ODFW has killed four wolves from Frazier Mountain pack as part of effort to eliminate pack
Published 2:56 pm Wednesday, January 15, 2025
- Pups from the Fivemile Pack roam U.S. Forest Service land on Aug. 21, 2019, in Morrow County.
MEDICAL SPRINGS — Oregon Department of Fish and Wildlife employees and agents working for the agency have killed four wolves from the Frazier Mountain Pack near Medical Springs, including one wolf killed on Jan. 12.
ODFW officials authorized the killing of all wolves from the pack, which has attacked and killed cattle several times during the past year, said Lauren Mulligan, administrator for ODFW’s information and education division.
As of the start of 2024, the pack, which also has traveled into Baker County, numbered at least six wolves, according to ODFW’s annual survey.
“The Frazier Mountain Pack has continued to depredate on livestock despite ongoing conflict prevention measures and repeated aerial hazing,” Mulligan wrote in an email to the Baker City Herald on Jan. 15.

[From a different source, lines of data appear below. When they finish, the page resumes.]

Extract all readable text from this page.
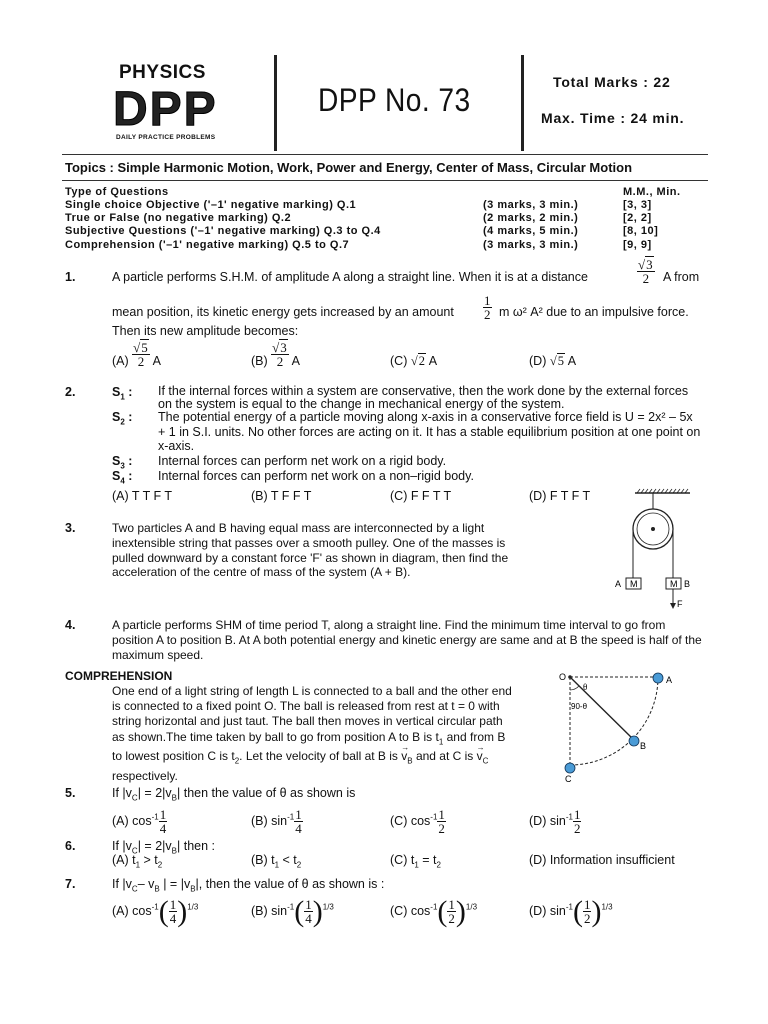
PHYSICS
DPP
DAILY PRACTICE PROBLEMS
DPP No. 73	Total Marks : 22
Max. Time : 24 min.
Topics : Simple Harmonic Motion, Work, Power and Energy, Center of Mass, Circular Motion
Type of Questions	M.M., Min.
Single choice Objective ('–1' negative marking) Q.1	(3 marks, 3 min.)	[3, 3]
True or False (no negative marking) Q.2	(2 marks, 2 min.)	[2, 2]
Subjective Questions ('–1' negative marking) Q.3 to Q.4	(4 marks, 5 min.)	[8, 10]
Comprehension ('–1' negative marking) Q.5 to Q.7	(3 marks, 3 min.)	[9, 9]
1.	A particle performs S.H.M. of amplitude A along a straight line. When it is at a distance	$\frac{√3}{2}$ A from
mean position, its kinetic energy gets increased by an amount $\frac{1}{2}$ m ω² A² due to an impulsive force.
Then its new amplitude becomes:
$(A) \frac{√5}{2}$ A	$(B) \frac{√3}{2}$ A	(C) √2 A	(D) √5 A
2.	$S_1$ : If the internal forces within a system are conservative, then the work done by the external forces on the system is equal to the change in mechanical energy of the system.
$S_2$ : The potential energy of a particle moving along x-axis in a conservative force field is U = 2x² – 5x + 1 in S.I. units. No other forces are acting on it. It has a stable equilibrium position at one point on x-axis.
$S_3$ : Internal forces can perform net work on a rigid body.
$S_4$ : Internal forces can perform net work on a non–rigid body.
(A) T T F T	(B) T F F T	(C) F F T T	(D) F T F T
3.	Two particles A and B having equal mass are interconnected by a light inextensible string that passes over a smooth pulley. One of the masses is pulled downward by a constant force 'F' as shown in diagram, then find the acceleration of the centre of mass of the system (A + B).
M	M
A	B
F
4.	A particle performs SHM of time period T, along a straight line. Find the minimum time interval to go from position A to position B. At A both potential energy and kinetic energy are same and at B the speed is half of the maximum speed.
COMPREHENSION
One end of a light string of length L is connected to a ball and the other end is connected to a fixed point O. The ball is released from rest at t = 0 with string horizontal and just taut. The ball then moves in vertical circular path as shown.The time taken by ball to go from position A to B is $t_1$ and from B to lowest position C is $t_2$. Let the velocity of ball at B is → $v_B$ and at C is → $v_C$ respectively.
O	A
B
C
θ
90-θ
5.	If $|v_C| = 2|v_B|$ then the value of θ as shown is
(A) $\cos^{-1} \frac{1}{4}$	(B) $\sin^{-1} \frac{1}{4}$	(C) $\cos^{-1} \frac{1}{2}$	(D) $\sin^{-1} \frac{1}{2}$
6.	If $|v_C| = 2|v_B|$ then :
(A) $t_1 > t_2$	(B) $t_1 < t_2$	(C) $t_1 = t_2$	(D) Information insufficient
7.	If $|v_C-$ $v_B$ | = $|v_B|$, then the value of θ as shown is :
(A) $\cos^{-1}( \frac{1}{4} )^{1/3}$	(B) $\sin^{-1}( \frac{1}{4} )^{1/3}$	(C) $\cos^{-1}( \frac{1}{2} )^{1/3}$	(D) $\sin^{-1}( \frac{1}{2} )^{1/3}$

The most recent confirmed attack by Frazier Mountain wolves was around Dec. 7, when wolves injured two adult cows on private land below Thief Valley Reservoir, according to ODFW.
Frazier Mountain wolves killed an eight-month-old calf around Nov. 18 on private land near Beagle Creek, and wolves attacked cattle on Oct. 6 and 9 on a public grazing allotment near the Powder River, killing an adult cow and an eight-month-old calf in separate attacks.